A ceremony to honour the victims of the 1968 Soviet-led invasion of Czechoslovakia has turned into a protest against Czech prime minister Andrej Babis who has faced claims that he collaborated with Communist-era secret police.

Hundreds jeered and booed Mr Babis’ arrival for a ceremony in front of the Czech public radio building in Prague, a site of a fierce street battle between unarmed civilians and invading troops in the first hours of occupation where 17 people died.

“Shame, shame…,” the crowd chanted while blowing horns and whistles during his speech.

Czech Republic 1968 Soviet Invasion Anniversary
Image on top: Youngsters in 1968 holding Czechoslovakian flags stand on top of an overturned vehicle as other Prague residents surround Soviet tanks in Prague (Libor Hajsky/CTK/AP) Bottom image shows a modern-day scene (Petr David Josek/AP)

Mr Babis did not immediately react to the protest.

Mr Babis, a populist billionaire, is a controversial figure because of a power-sharing deal with the maverick Communist Party and fraud charges he is facing.

There have also been claims he cooperated with secret police during Communist rule.

Troops from the Warsaw Pact, a military alliance formed in 1955 between the Soviet Union and seven Eastern European nations, invaded Czechoslovakia on August 20 1968 to crush liberal reforms enacted in the brief era known as the Prague Spring.

The country was subsequently taken over by a hard-line Communist regime fully loyal to Moscow.

In 1968 alone, 137 people were killed by Warsaw Pact soldiers, and a total of more than 400 died during the occupation of Czechoslovakia that ended only after the 1989 anti-communist Velvet Revolution.

In Brussels, European Commission President Jean-Claude Juncker said Europe is not divided by an Iron Curtain any more.

Czech Republic 1968 Anniversary
Czech Republic’s Prime Minister Andrej Babis delivers his speech (Petr David Josek/AP)

“But let us use this day of solemn commemoration to collectively remember that freedom and the respect for human rights can never be taken for granted and need to be fought for every single day,” he said.

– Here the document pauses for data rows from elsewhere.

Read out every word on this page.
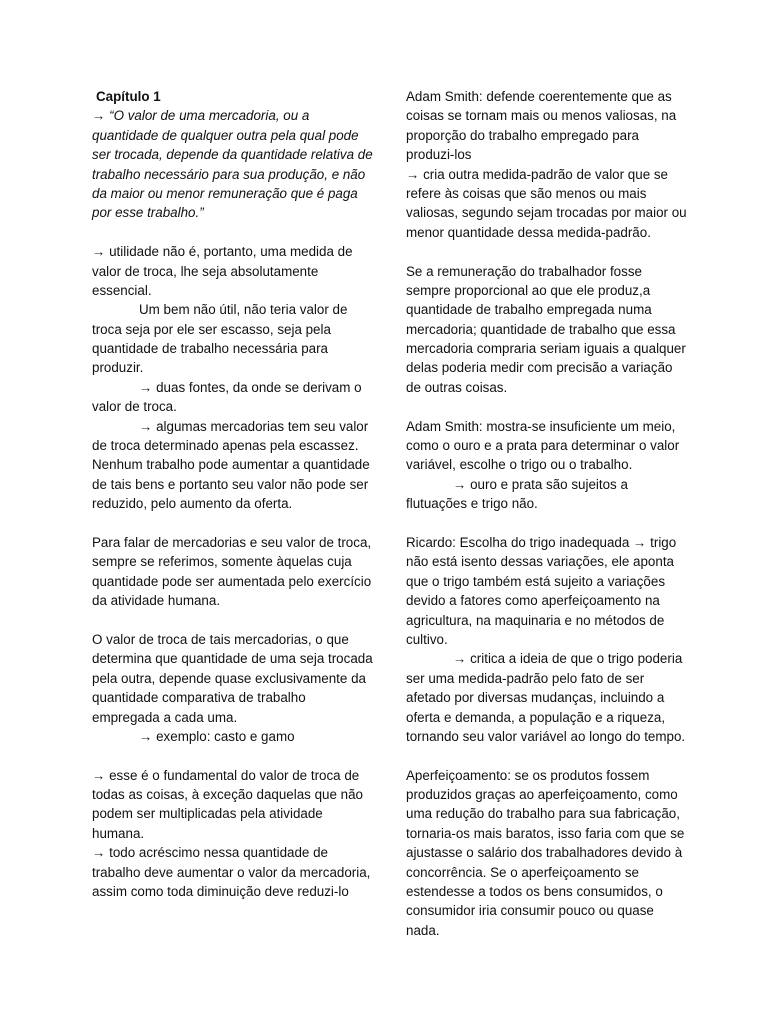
Capítulo 1
→ “O valor de uma mercadoria, ou a
quantidade de qualquer outra pela qual pode
ser trocada, depende da quantidade relativa de
trabalho necessário para sua produção, e não
da maior ou menor remuneração que é paga
por esse trabalho.”
→ utilidade não é, portanto, uma medida de
valor de troca, lhe seja absolutamente
essencial.
Um bem não útil, não teria valor de
troca seja por ele ser escasso, seja pela
quantidade de trabalho necessária para
produzir.
→ duas fontes, da onde se derivam o
valor de troca.
→ algumas mercadorias tem seu valor
de troca determinado apenas pela escassez.
Nenhum trabalho pode aumentar a quantidade
de tais bens e portanto seu valor não pode ser
reduzido, pelo aumento da oferta.
Para falar de mercadorias e seu valor de troca,
sempre se referimos, somente àquelas cuja
quantidade pode ser aumentada pelo exercício
da atividade humana.
O valor de troca de tais mercadorias, o que
determina que quantidade de uma seja trocada
pela outra, depende quase exclusivamente da
quantidade comparativa de trabalho
empregada a cada uma.
→ exemplo: casto e gamo
→ esse é o fundamental do valor de troca de
todas as coisas, à exceção daquelas que não
podem ser multiplicadas pela atividade
humana.
→ todo acréscimo nessa quantidade de
trabalho deve aumentar o valor da mercadoria,
assim como toda diminuição deve reduzi-lo
Adam Smith: defende coerentemente que as
coisas se tornam mais ou menos valiosas, na
proporção do trabalho empregado para
produzi-los
→ cria outra medida-padrão de valor que se
refere às coisas que são menos ou mais
valiosas, segundo sejam trocadas por maior ou
menor quantidade dessa medida-padrão.
Se a remuneração do trabalhador fosse
sempre proporcional ao que ele produz,a
quantidade de trabalho empregada numa
mercadoria; quantidade de trabalho que essa
mercadoria compraria seriam iguais a qualquer
delas poderia medir com precisão a variação
de outras coisas.
Adam Smith: mostra-se insuficiente um meio,
como o ouro e a prata para determinar o valor
variável, escolhe o trigo ou o trabalho.
→ ouro e prata são sujeitos a
flutuações e trigo não.
Ricardo: Escolha do trigo inadequada → trigo
não está isento dessas variações, ele aponta
que o trigo também está sujeito a variações
devido a fatores como aperfeiçoamento na
agricultura, na maquinaria e no métodos de
cultivo.
→ critica a ideia de que o trigo poderia
ser uma medida-padrão pelo fato de ser
afetado por diversas mudanças, incluindo a
oferta e demanda, a população e a riqueza,
tornando seu valor variável ao longo do tempo.
Aperfeiçoamento: se os produtos fossem
produzidos graças ao aperfeiçoamento, como
uma redução do trabalho para sua fabricação,
tornaria-os mais baratos, isso faria com que se
ajustasse o salário dos trabalhadores devido à
concorrência. Se o aperfeiçoamento se
estendesse a todos os bens consumidos, o
consumidor iria consumir pouco ou quase
nada.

In another move related to the anniversary, which will likely anger Russia, Prague authorities unveiled a new explanatory text about the role of Soviet Second World War commander Ivan Stepanovic Konev to his monument in Prague.

Marshall Konev led Red Army forces that liberated large parts of Czechoslovakia from Nazi occupation in 1945.

Czech Republic 1968 Anniversary
The monument of Soviet Second World War commander Ivan Stepanovic Konev in Prague (Petr David Josek/AP)

His monument was unveiled in the Prague Six district in 1980.

On Tuesday, Prague Six mayor Ondrej Kolar said the authorities wanted to give people “full information that would not conceal what happened”.

The new text describes Marshall Konev’s leading role in crushing the 1956 anti-Soviet uprising in Hungary, his contribution to the construction of the Berlin Wall and the preparation of the 1968 invasion of Czechoslovakia.

Russia and four other former Soviet republics had officially protested against that.

A small group of communists condemned at the site what they called “the rewriting of history”.

Others demanded the monument was completely removed given what Marshall Konev had done.